Some nations say they won't attend Nobel Peace Prize ceremony
Several nations have indicated they will not attend the upcoming Nobel Peace Prize ceremony in Norway as China protests the fact that the award honors an imprisoned Chinese dissident, according to CNN.
The Nobel Peace Prize ceremony, scheduled for Friday in Oslo, has stirred controversy after the announcement of Liu Xiaobo as this year`s recipient.
Liu, a renowned Chinese artist and human rights advocate, received the award even though he is serving an 11-year sentence for "inciting subversion of state power."
Several nations have said they will not attend the ceremony. The Nobel committee, which said it had sent out 65 invitations to embassies in Oslo, counted 19 countries that had declined so far -- including China, Russia, Saudi Arabia, Pakistan, Iraq and Iran.
China has responded furiously to the Nobel committee`s choice, calling the decision a Western plot to demonize China.
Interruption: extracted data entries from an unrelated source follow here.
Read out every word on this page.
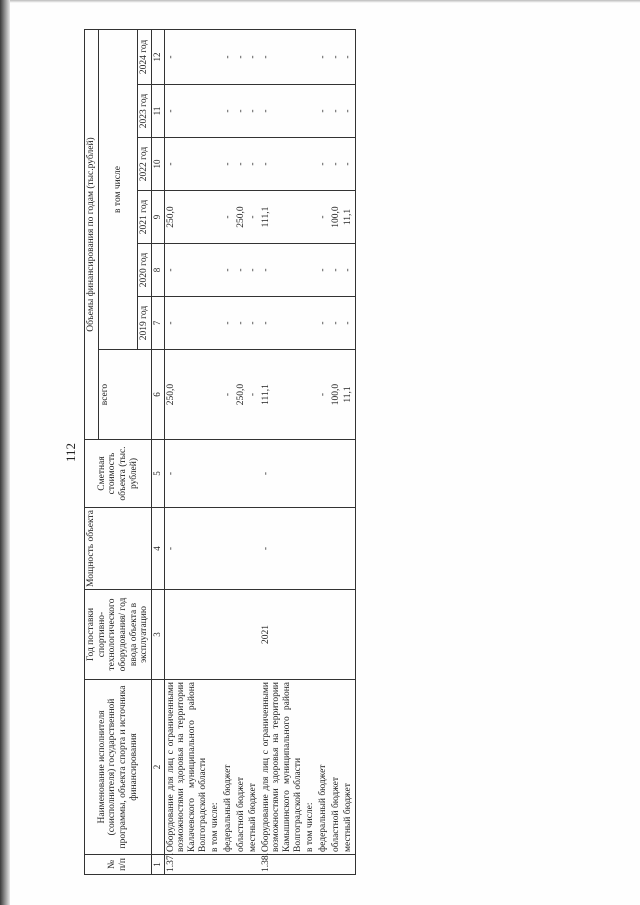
112
№ п/п	Наименование исполнителя (соисполнителя) государственной программы, объекта спорта и источника финансирования	Год поставки спортивно-технологического оборудования/ год ввода объекта в эксплуатацию	Мощность объекта	Сметная стоимость объекта (тыс. рублей)	Объемы финансирования по годам (тыс.рублей)						
					всего	в том числе					
						2019 год	2020 год	2021 год	2022 год	2023 год	2024 год
1	2	3	4	5	6	7	8	9	10	11	12
1.37.	Оборудование для лиц с ограниченными возможностями здоровья на территории Калачевского муниципального района Волгоградской области		-	-	250,0	-	-	250,0	-	-	-
	в том числе:										
	федеральный бюджет				-	-	-	-	-	-	-
	областной бюджет				250,0	-	-	250,0	-	-	-
	местный бюджет				-	-	-	-	-	-	-
1.38.	Оборудование для лиц с ограниченными возможностями здоровья на территории Камышинского муниципального района Волгоградской области	2021	-	-	111,1	-	-	111,1	-	-	-
	в том числе:										
	федеральный бюджет				-	-	-	-	-	-	-
	областной бюджет				100,0	-	-	100,0	-	-	-
	местный бюджет				11,1	-	-	11,1	-	-	-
Officials have repeatedly warned other countries not to attend the ceremony.
"European nations are facing these choices now -- do they want to be part of the political game? Or do they want to act responsibly and develop friendly ties with the Chinese government and people?" Cui Tiankai, a vice foreign minister, told journalists last month.
It is unclear, officially, how China`s stance has affected nations who have said they are not attending the award ceremony. But some have speculated that some nations are not attending the ceremony in an effort not to offend China or complicate business relationships it has with Beijing.
Russian officials have said they are not going to attend the ceremony because its ambassador has a previous commitment.
An official from the United Nations said the U.N. is not going to attend the ceremony, but said that is not unusual. The U.N. was not formally invited and usually does not attend the ceremony unless someone from the organization wins the award, the official said.
Despite the Nobel committee`s announcement that Iraq will not show up at the ceremony, an official said that might not be true.
Labeed Abawi, Iraq`s deputy foreign affairs minister, said officials had not yet decided if they would attend the ceremony.